Thursday, May 17, 2012

First marathon

It's been 10 days, and thanks to Elastoplast's moist wound-healing SOS Plaster System, my blister has almost completely healed. Which, if you'd peeked at it on May 6, in all its wretched meaty bloody glory, would amaze you.

It was a great run, and blister was really the only regrettable part of it. The day before I was still waffling back and forth about what to wear on my feet. I'd brought my old Minimus shoes, just about completely worn through in the uppers, and thought that perhaps I could run in them and discard them in a garbage can partway through if I decided to run partly barefoot. Or I could wear them the whole way. Or I could take my huaraches, and try for a mostly or partly barefoot run. By dinner time the night before I'd decided to just wear my shoes and forget about the barefoot bravado points. But by the next morning I had swung back the other direction. I set off in my huaraches.

I was early for the race, but I'd hardly slept, and it felt better to be sitting in the SkyTrain station sipping a latté and watching the runners for the Half (starting an hour earlier than the Full Marathon) piling onto trains for the start area than sitting in the hotel room in the dark. Chuck, Fiona and Sophie were still asleep and needed to head to the airport an hour or two after the race started to pick up Noah and his Corazón compatriots. So I meandered slowly out to the start area.

I had checked out the last 10k of the route a couple of days before and it had been lovely and smooth, perfect for barefooting. I'd had high hopes for the rest of the route. As it turned out the first two-thirds of the course was fairly abrasive chip-seal and old asphalt. There were a few smooth streets but mostly it was stuff that pushed the envelope on my sole-conditioning. I shucked my huaraches for a couple of kilometres twice, but soon decided it made the most sense to save my feet for later in the course.

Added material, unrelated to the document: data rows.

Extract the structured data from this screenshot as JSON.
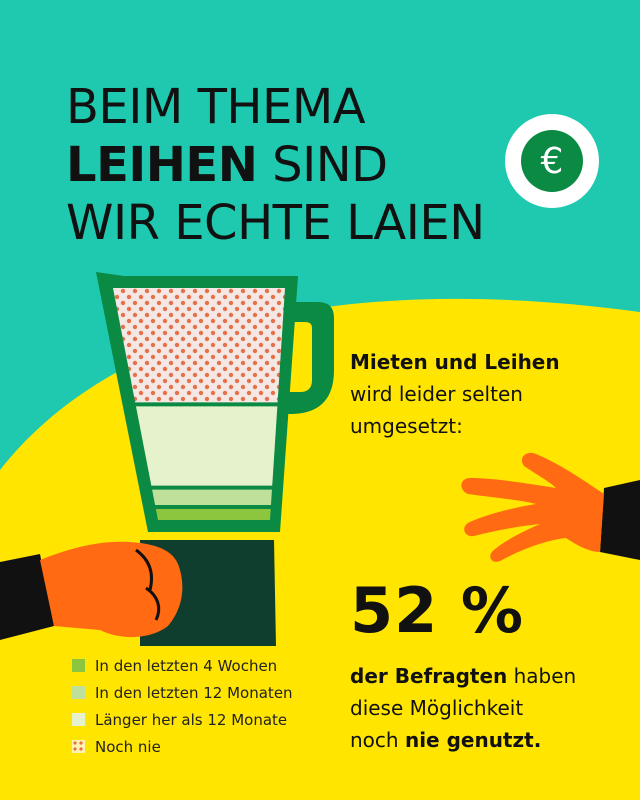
{
  "title": {
    "line1": "BEIM THEMA",
    "line2_bold": "LEIHEN",
    "line2_rest": " SIND",
    "line3": "WIR ECHTE LAIEN"
  },
  "icon": "euro-icon",
  "intro": {
    "bold": "Mieten und Leihen",
    "line2": "wird leider selten",
    "line3": "umgesetzt:"
  },
  "highlight": {
    "value": "52 %"
  },
  "description": {
    "line1_bold": "der Befragten",
    "line1_rest": " haben",
    "line2": "diese Möglichkeit",
    "line3_start": "noch ",
    "line3_bold": "nie genutzt."
  },
  "colors": {
    "teal": "#1ec9b0",
    "yellow": "#ffe500",
    "green": "#0a8a43",
    "orange": "#ff6a13"
  },
  "chart_data": {
    "type": "stacked-bar",
    "unit": "%",
    "categories": [
      "In den letzten 4 Wochen",
      "In den letzten 12 Monaten",
      "Länger her als 12 Monate",
      "Noch nie"
    ],
    "values": [
      5,
      7,
      36,
      52
    ],
    "colors": [
      "#8cc63f",
      "#bfe09b",
      "#e6f2cc",
      "#e8704b"
    ],
    "patterns": [
      "solid",
      "solid",
      "solid",
      "dots"
    ]
  }
}
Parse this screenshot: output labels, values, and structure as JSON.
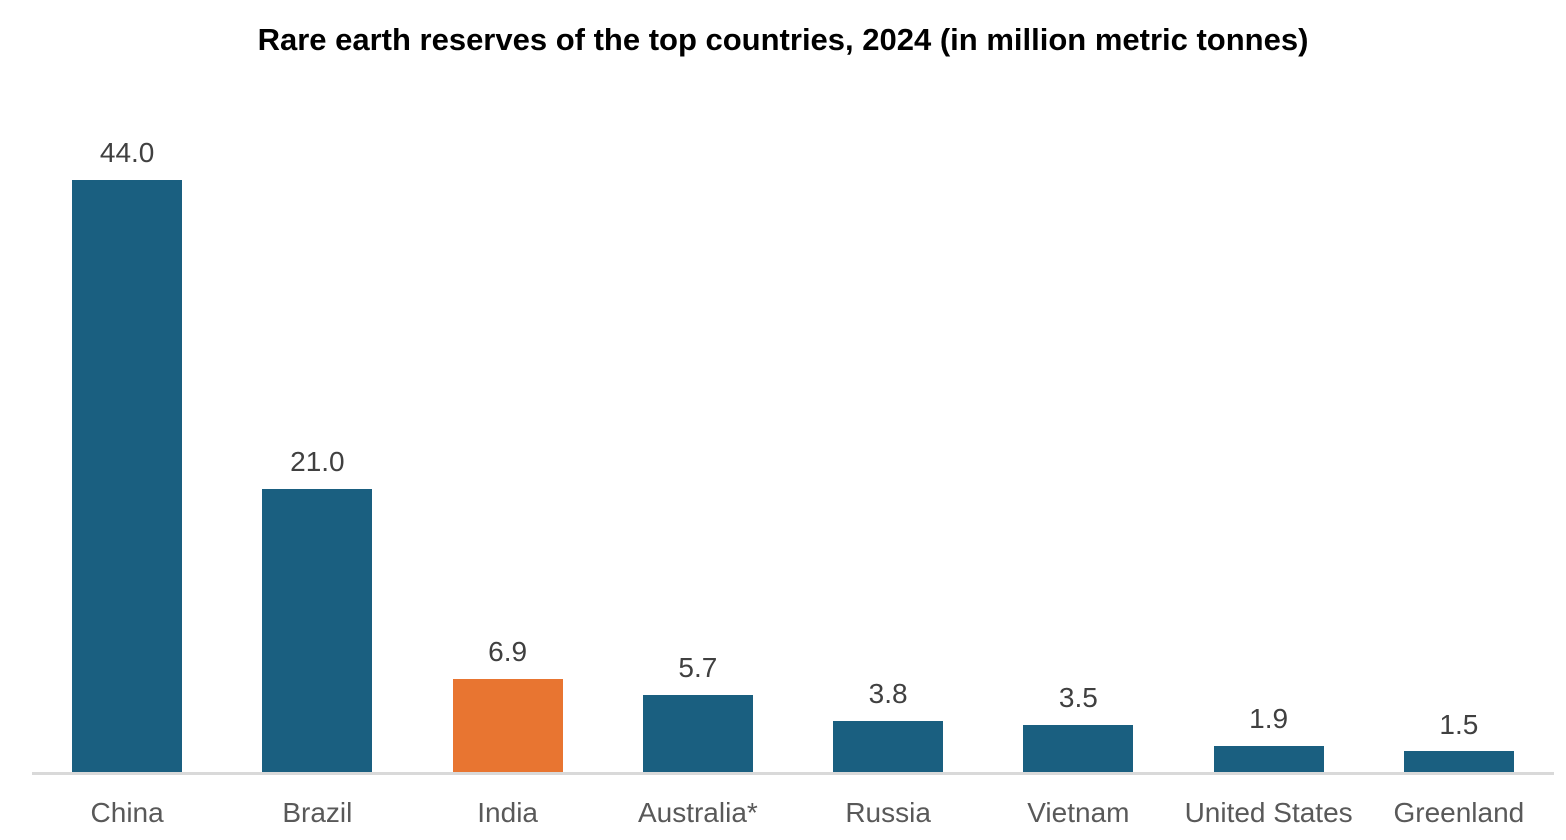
{
  "title": "Rare earth reserves of the top countries, 2024 (in million metric tonnes)",
  "chart_data": {
    "type": "bar",
    "title": "Rare earth reserves of the top countries, 2024 (in million metric tonnes)",
    "categories": [
      "China",
      "Brazil",
      "India",
      "Australia*",
      "Russia",
      "Vietnam",
      "United States",
      "Greenland"
    ],
    "values": [
      44.0,
      21.0,
      6.9,
      5.7,
      3.8,
      3.5,
      1.9,
      1.5
    ],
    "value_labels": [
      "44.0",
      "21.0",
      "6.9",
      "5.7",
      "3.8",
      "3.5",
      "1.9",
      "1.5"
    ],
    "xlabel": "",
    "ylabel": "",
    "unit": "million metric tonnes",
    "ylim": [
      0,
      47.5
    ],
    "grid": false,
    "legend": false,
    "highlight_index": 2,
    "colors": {
      "bar_default": "#1A5F80",
      "bar_highlight": "#E87531",
      "axis_line": "#D9D9D9",
      "value_label": "#404040",
      "category_label": "#595959",
      "title": "#000000"
    }
  }
}
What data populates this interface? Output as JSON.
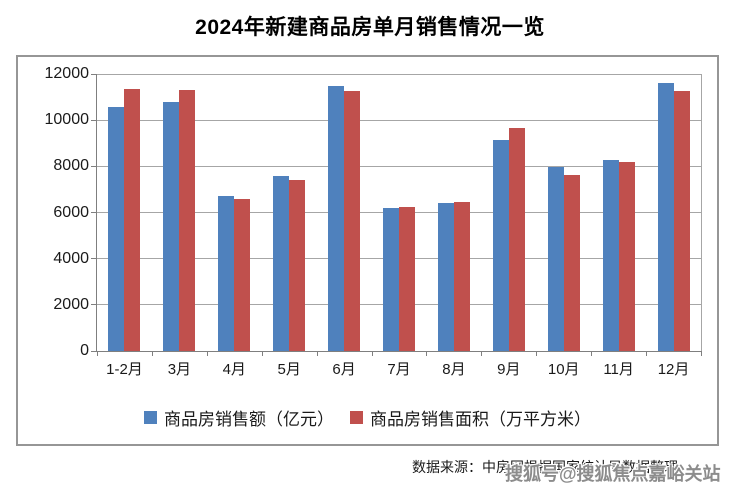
{
  "title": "2024年新建商品房单月销售情况一览",
  "source_note": "数据来源：中房网根据国家统计局数据整理",
  "watermark": "搜狐号@搜狐焦点嘉峪关站",
  "colors": {
    "series_blue": "#4F81BD",
    "series_red": "#C0504D",
    "gridline": "#A6A6A6",
    "axis": "#7F7F7F",
    "chart_border": "#969696",
    "watermark_gray": "#8C8C8C"
  },
  "chart_data": {
    "type": "bar",
    "title": "2024年新建商品房单月销售情况一览",
    "categories": [
      "1-2月",
      "3月",
      "4月",
      "5月",
      "6月",
      "7月",
      "8月",
      "9月",
      "10月",
      "11月",
      "12月"
    ],
    "series": [
      {
        "name": "商品房销售额（亿元）",
        "color": "#4F81BD",
        "values": [
          10566,
          10789,
          6712,
          7598,
          11468,
          6197,
          6393,
          9157,
          7975,
          8270,
          11625
        ]
      },
      {
        "name": "商品房销售面积（万平方米）",
        "color": "#C0504D",
        "values": [
          11369,
          11299,
          6584,
          7390,
          11274,
          6233,
          6453,
          9682,
          7646,
          8188,
          11267
        ]
      }
    ],
    "xlabel": "",
    "ylabel": "",
    "ylim": [
      0,
      12000
    ],
    "ytick_step": 2000,
    "yticks": [
      0,
      2000,
      4000,
      6000,
      8000,
      10000,
      12000
    ],
    "grid": true,
    "legend_position": "bottom"
  }
}
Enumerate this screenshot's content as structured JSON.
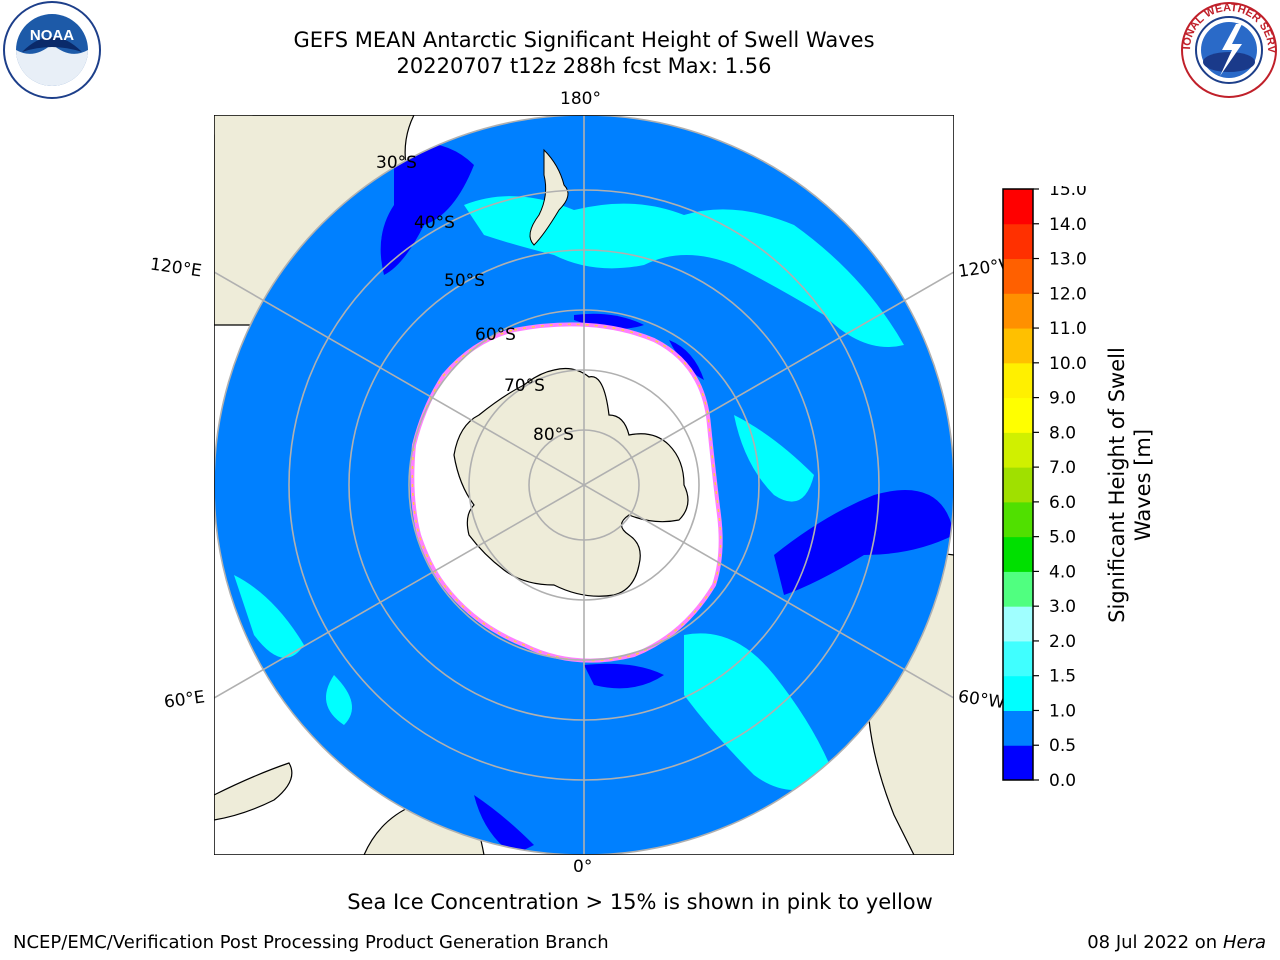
{
  "title_line1": "GEFS MEAN Antarctic Significant Height of Swell Waves",
  "title_line2": "20220707 t12z 288h fcst   Max: 1.56",
  "map": {
    "longitude_labels": [
      "180°",
      "120°E",
      "120°W",
      "60°E",
      "60°W",
      "0°"
    ],
    "latitude_labels": [
      "30°S",
      "40°S",
      "50°S",
      "60°S",
      "70°S",
      "80°S"
    ],
    "colors": {
      "land": "#eeecd9",
      "ocean_base": "#0080ff",
      "swell_low": "#0000ff",
      "swell_cyan": "#00ffff",
      "ice_pink": "#ff80ff",
      "ice_yellow": "#ffd040",
      "grid": "#b0b0b0"
    }
  },
  "colorbar": {
    "label_line1": "Significant Height of Swell",
    "label_line2": "Waves [m]",
    "ticks": [
      "0.0",
      "0.5",
      "1.0",
      "1.5",
      "2.0",
      "3.0",
      "4.0",
      "5.0",
      "6.0",
      "7.0",
      "8.0",
      "9.0",
      "10.0",
      "11.0",
      "12.0",
      "13.0",
      "14.0",
      "15.0"
    ],
    "colors": [
      "#0000ff",
      "#0080ff",
      "#00ffff",
      "#40ffff",
      "#a0ffff",
      "#50ff80",
      "#00e000",
      "#50e000",
      "#a0e000",
      "#d0f000",
      "#ffff00",
      "#fff000",
      "#ffc000",
      "#ff9000",
      "#ff6000",
      "#ff3000",
      "#ff0000"
    ]
  },
  "caption": "Sea Ice Concentration > 15% is shown in pink to yellow",
  "footer_left": "NCEP/EMC/Verification Post Processing Product Generation Branch",
  "footer_right_prefix": "08 Jul 2022 on ",
  "footer_right_host": "Hera",
  "logos": {
    "noaa_text": "NOAA",
    "nws_text": "NATIONAL WEATHER SERVICE"
  }
}
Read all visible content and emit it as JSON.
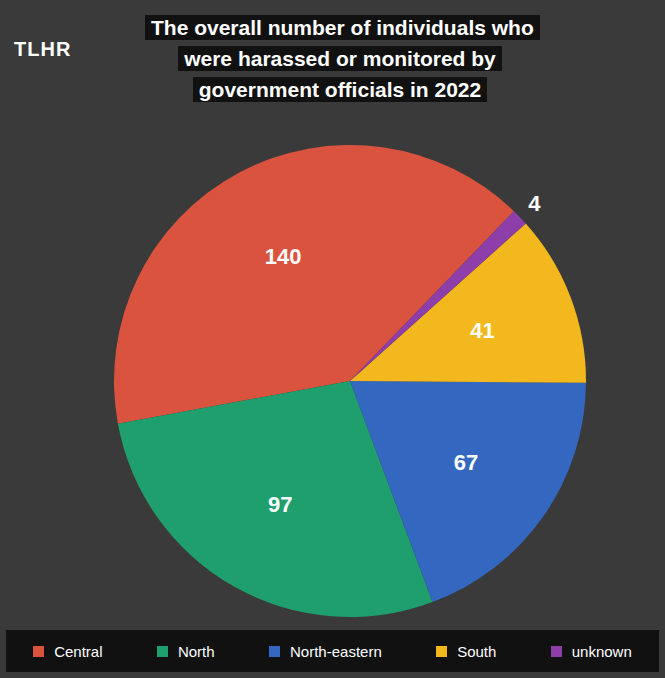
{
  "logo": "TLHR",
  "chart_data": {
    "type": "pie",
    "title": "The overall number of individuals who were harassed or monitored by government officials in 2022",
    "categories": [
      "Central",
      "North",
      "North-eastern",
      "South",
      "unknown"
    ],
    "values": [
      140,
      97,
      67,
      41,
      4
    ],
    "colors": [
      "#d9533f",
      "#1f9e6e",
      "#3468c0",
      "#f2b81e",
      "#8e3ea8"
    ],
    "data_labels": true,
    "legend": "bottom"
  }
}
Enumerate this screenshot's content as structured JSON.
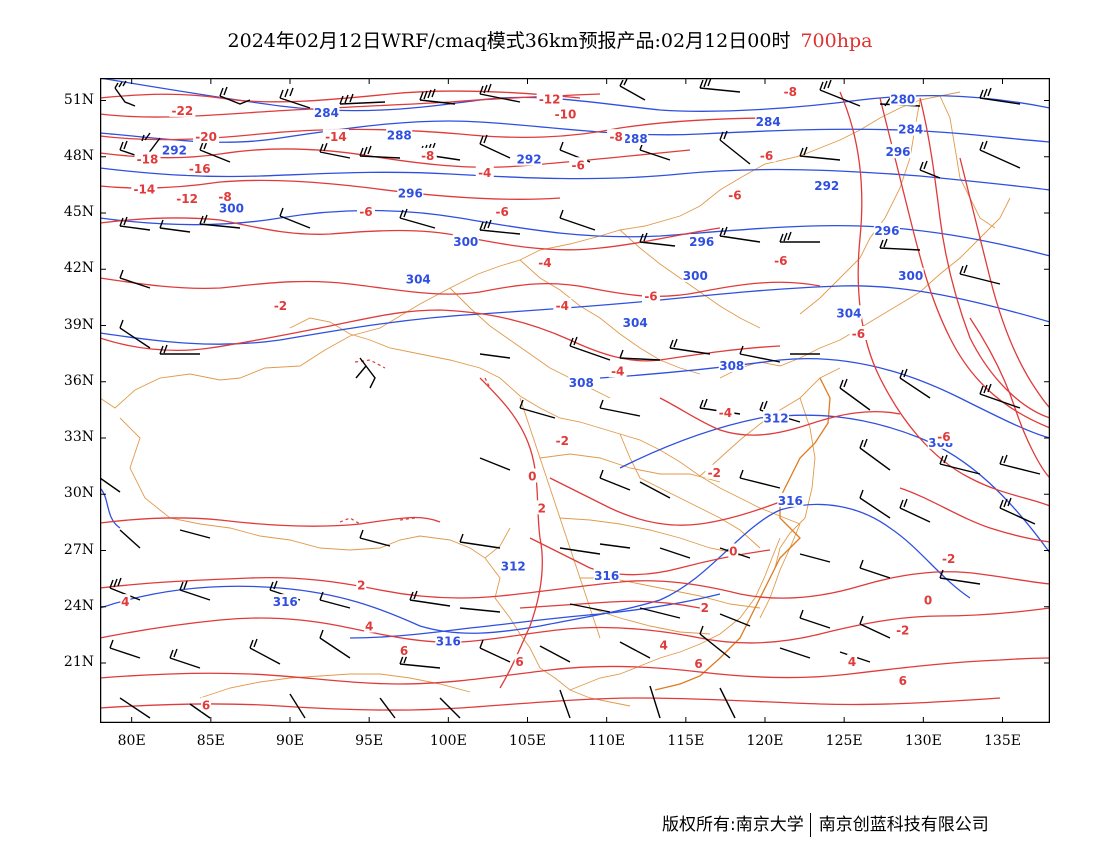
{
  "title": {
    "text": "2024年02月12日WRF/cmaq模式36km预报产品:02月12日00时",
    "level": "700hpa"
  },
  "colors": {
    "height_contour": "#2e4fe0",
    "temp_contour": "#e03a3a",
    "boundary": "#e09a4a",
    "wind_barb": "#000000",
    "level_text": "#e03030"
  },
  "axes": {
    "lat_labels": [
      "51N",
      "48N",
      "45N",
      "42N",
      "39N",
      "36N",
      "33N",
      "30N",
      "27N",
      "24N",
      "21N"
    ],
    "lon_labels": [
      "80E",
      "85E",
      "90E",
      "95E",
      "100E",
      "105E",
      "110E",
      "115E",
      "120E",
      "125E",
      "130E",
      "135E"
    ]
  },
  "height_labels": [
    {
      "text": "280",
      "lon": 128.7,
      "lat": 51.1
    },
    {
      "text": "284",
      "lon": 92.3,
      "lat": 50.4
    },
    {
      "text": "284",
      "lon": 120.2,
      "lat": 49.9
    },
    {
      "text": "284",
      "lon": 129.2,
      "lat": 49.5
    },
    {
      "text": "288",
      "lon": 96.9,
      "lat": 49.2
    },
    {
      "text": "288",
      "lon": 111.8,
      "lat": 49.0
    },
    {
      "text": "292",
      "lon": 82.7,
      "lat": 48.4
    },
    {
      "text": "292",
      "lon": 105.1,
      "lat": 47.9
    },
    {
      "text": "296",
      "lon": 128.4,
      "lat": 48.3
    },
    {
      "text": "296",
      "lon": 97.6,
      "lat": 46.1
    },
    {
      "text": "292",
      "lon": 123.9,
      "lat": 46.5
    },
    {
      "text": "300",
      "lon": 86.3,
      "lat": 45.3
    },
    {
      "text": "300",
      "lon": 101.1,
      "lat": 43.5
    },
    {
      "text": "296",
      "lon": 116.0,
      "lat": 43.5
    },
    {
      "text": "296",
      "lon": 127.7,
      "lat": 44.1
    },
    {
      "text": "304",
      "lon": 98.1,
      "lat": 41.5
    },
    {
      "text": "300",
      "lon": 115.6,
      "lat": 41.7
    },
    {
      "text": "300",
      "lon": 129.2,
      "lat": 41.7
    },
    {
      "text": "304",
      "lon": 111.8,
      "lat": 39.2
    },
    {
      "text": "304",
      "lon": 125.3,
      "lat": 39.7
    },
    {
      "text": "308",
      "lon": 117.9,
      "lat": 36.9
    },
    {
      "text": "308",
      "lon": 108.4,
      "lat": 36.0
    },
    {
      "text": "312",
      "lon": 120.7,
      "lat": 34.1
    },
    {
      "text": "308",
      "lon": 131.1,
      "lat": 32.8
    },
    {
      "text": "316",
      "lon": 121.6,
      "lat": 29.7
    },
    {
      "text": "312",
      "lon": 104.1,
      "lat": 26.2
    },
    {
      "text": "316",
      "lon": 110.0,
      "lat": 25.7
    },
    {
      "text": "316",
      "lon": 89.7,
      "lat": 24.3
    },
    {
      "text": "316",
      "lon": 100.0,
      "lat": 22.2
    }
  ],
  "temp_labels": [
    {
      "text": "-22",
      "lon": 83.2,
      "lat": 50.5
    },
    {
      "text": "-20",
      "lon": 84.7,
      "lat": 49.1
    },
    {
      "text": "-18",
      "lon": 81.0,
      "lat": 47.9
    },
    {
      "text": "-16",
      "lon": 84.3,
      "lat": 47.4
    },
    {
      "text": "-14",
      "lon": 80.8,
      "lat": 46.3
    },
    {
      "text": "-12",
      "lon": 83.5,
      "lat": 45.8
    },
    {
      "text": "-8",
      "lon": 85.9,
      "lat": 45.9
    },
    {
      "text": "-14",
      "lon": 92.9,
      "lat": 49.1
    },
    {
      "text": "-12",
      "lon": 106.4,
      "lat": 51.1
    },
    {
      "text": "-10",
      "lon": 107.4,
      "lat": 50.3
    },
    {
      "text": "-8",
      "lon": 110.6,
      "lat": 49.1
    },
    {
      "text": "-8",
      "lon": 121.6,
      "lat": 51.5
    },
    {
      "text": "-8",
      "lon": 98.7,
      "lat": 48.1
    },
    {
      "text": "-6",
      "lon": 108.2,
      "lat": 47.6
    },
    {
      "text": "-6",
      "lon": 120.1,
      "lat": 48.1
    },
    {
      "text": "-4",
      "lon": 102.3,
      "lat": 47.2
    },
    {
      "text": "-6",
      "lon": 94.8,
      "lat": 45.1
    },
    {
      "text": "-6",
      "lon": 103.4,
      "lat": 45.1
    },
    {
      "text": "-6",
      "lon": 118.1,
      "lat": 46.0
    },
    {
      "text": "-4",
      "lon": 106.1,
      "lat": 42.4
    },
    {
      "text": "-6",
      "lon": 121.0,
      "lat": 42.5
    },
    {
      "text": "-6",
      "lon": 112.8,
      "lat": 40.6
    },
    {
      "text": "-4",
      "lon": 107.2,
      "lat": 40.1
    },
    {
      "text": "-2",
      "lon": 89.4,
      "lat": 40.1
    },
    {
      "text": "-6",
      "lon": 125.9,
      "lat": 38.6
    },
    {
      "text": "-4",
      "lon": 110.7,
      "lat": 36.6
    },
    {
      "text": "-4",
      "lon": 117.5,
      "lat": 34.4
    },
    {
      "text": "-6",
      "lon": 131.3,
      "lat": 33.1
    },
    {
      "text": "-2",
      "lon": 107.2,
      "lat": 32.9
    },
    {
      "text": "0",
      "lon": 105.3,
      "lat": 31.0
    },
    {
      "text": "-2",
      "lon": 116.8,
      "lat": 31.2
    },
    {
      "text": "2",
      "lon": 105.9,
      "lat": 29.3
    },
    {
      "text": "0",
      "lon": 118.0,
      "lat": 27.0
    },
    {
      "text": "-2",
      "lon": 131.6,
      "lat": 26.6
    },
    {
      "text": "2",
      "lon": 94.5,
      "lat": 25.2
    },
    {
      "text": "0",
      "lon": 130.3,
      "lat": 24.4
    },
    {
      "text": "2",
      "lon": 116.2,
      "lat": 24.0
    },
    {
      "text": "4",
      "lon": 95.0,
      "lat": 23.0
    },
    {
      "text": "-2",
      "lon": 128.7,
      "lat": 22.8
    },
    {
      "text": "4",
      "lon": 79.6,
      "lat": 24.3
    },
    {
      "text": "6",
      "lon": 97.2,
      "lat": 21.7
    },
    {
      "text": "6",
      "lon": 104.5,
      "lat": 21.1
    },
    {
      "text": "4",
      "lon": 113.6,
      "lat": 22.0
    },
    {
      "text": "6",
      "lon": 115.8,
      "lat": 21.0
    },
    {
      "text": "4",
      "lon": 125.5,
      "lat": 21.1
    },
    {
      "text": "6",
      "lon": 128.7,
      "lat": 20.1
    },
    {
      "text": "6",
      "lon": 84.7,
      "lat": 18.8
    }
  ],
  "footer": {
    "left": "版权所有:南京大学",
    "right": "南京创蓝科技有限公司"
  }
}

Blister, day 10: almost gone!
I had never run more than 8k in my huaraches before, though, and neglected to snug up the laces as they stretched out over the first 20 km. My left sandal stayed in place pretty well, but my right one was loose, and I ignored the saggy fit since to my eventual peril. The ball of my right foot was riding over the edge of the sandal with every step -- although I couldn't really feel a problem with it -- and inevitably a big blister formed. By the time we reached the smooth asphalt of the seawall, my foot was in no condition to be unprotected on the ground. So I snugged up the huaraches and kept them on until the end.

Having heeded all the warnings to be sure to drink enough, I over-hydrated during the early part of the race. Stopping to pee and to put on / remove / adjust my sandals added about ten minutes to my time.

I finished in 4:24. I had figured if I ran in huaraches or bare feet, anything under 4:40 was fine, though in shoes I would have wanted to aim for 4:15. So I didn't feel like I was fast, but I was fine with my result It was a stunning course and a great run. You can view the route in this video -- really amazing. The weather was perfect: sunny and breezy, with temperatures peaking at about 13ºC.

I had hurting feet during the last 12 km, but I didn't really feel like I'd run out of energy or motivation. And my hurts were all superficial -- chafing at the neckband of my shirt, a neuritis on my wrist from my Garmin strap being too tight given the heat and inevitable bit of edema, and the pain in the soles of my feet. No knee pain, no ankle / Achilles / plantar / hip discomfort. So I think the basic biomechanics of my form are serving me well.

So in retrospect it was not a great move to go with the huaraches and the option of bare feet. Next time I think I'll try minimalist shoes. But the worst move was to head immediately from the end of the race into the minivan and do nothing but sit as we drove home in order to get the kids back in time for bed and school. What I needed was stretching, movement, ice, a shower, some massage, and lots more movement and lots more stretching. Instead I arrived home 9 hours later in time for bed and another 6 hours of relative immobility while asleep. By the next morning I was very stiff indeed.

Ah well, it only took me a couple of days to get myself limbered up. I'm happy and caught up on my sleep and running again now. And thinking about where to go from here, thinking about my next marathon.


  1. wow, excellent. you just keep on inspiring.

  2. great story! you will kick ass next time in the minimalist shoes :)

  3. Yikes! From all I've read about marathon and ultra preparation, you go in footwear you are used to over long distances. Having never run more than 8km in your shoes in one go could've been a bad mistake. Lucky it turned out so well.

  4. Well, there's little to no biomechanical difference between huaraches and bare feet. I had done a number of runs of 30-35 km in a combination of the two, switching part-way through. What was different at the marathon was that the proportion in one vs. the other reversed.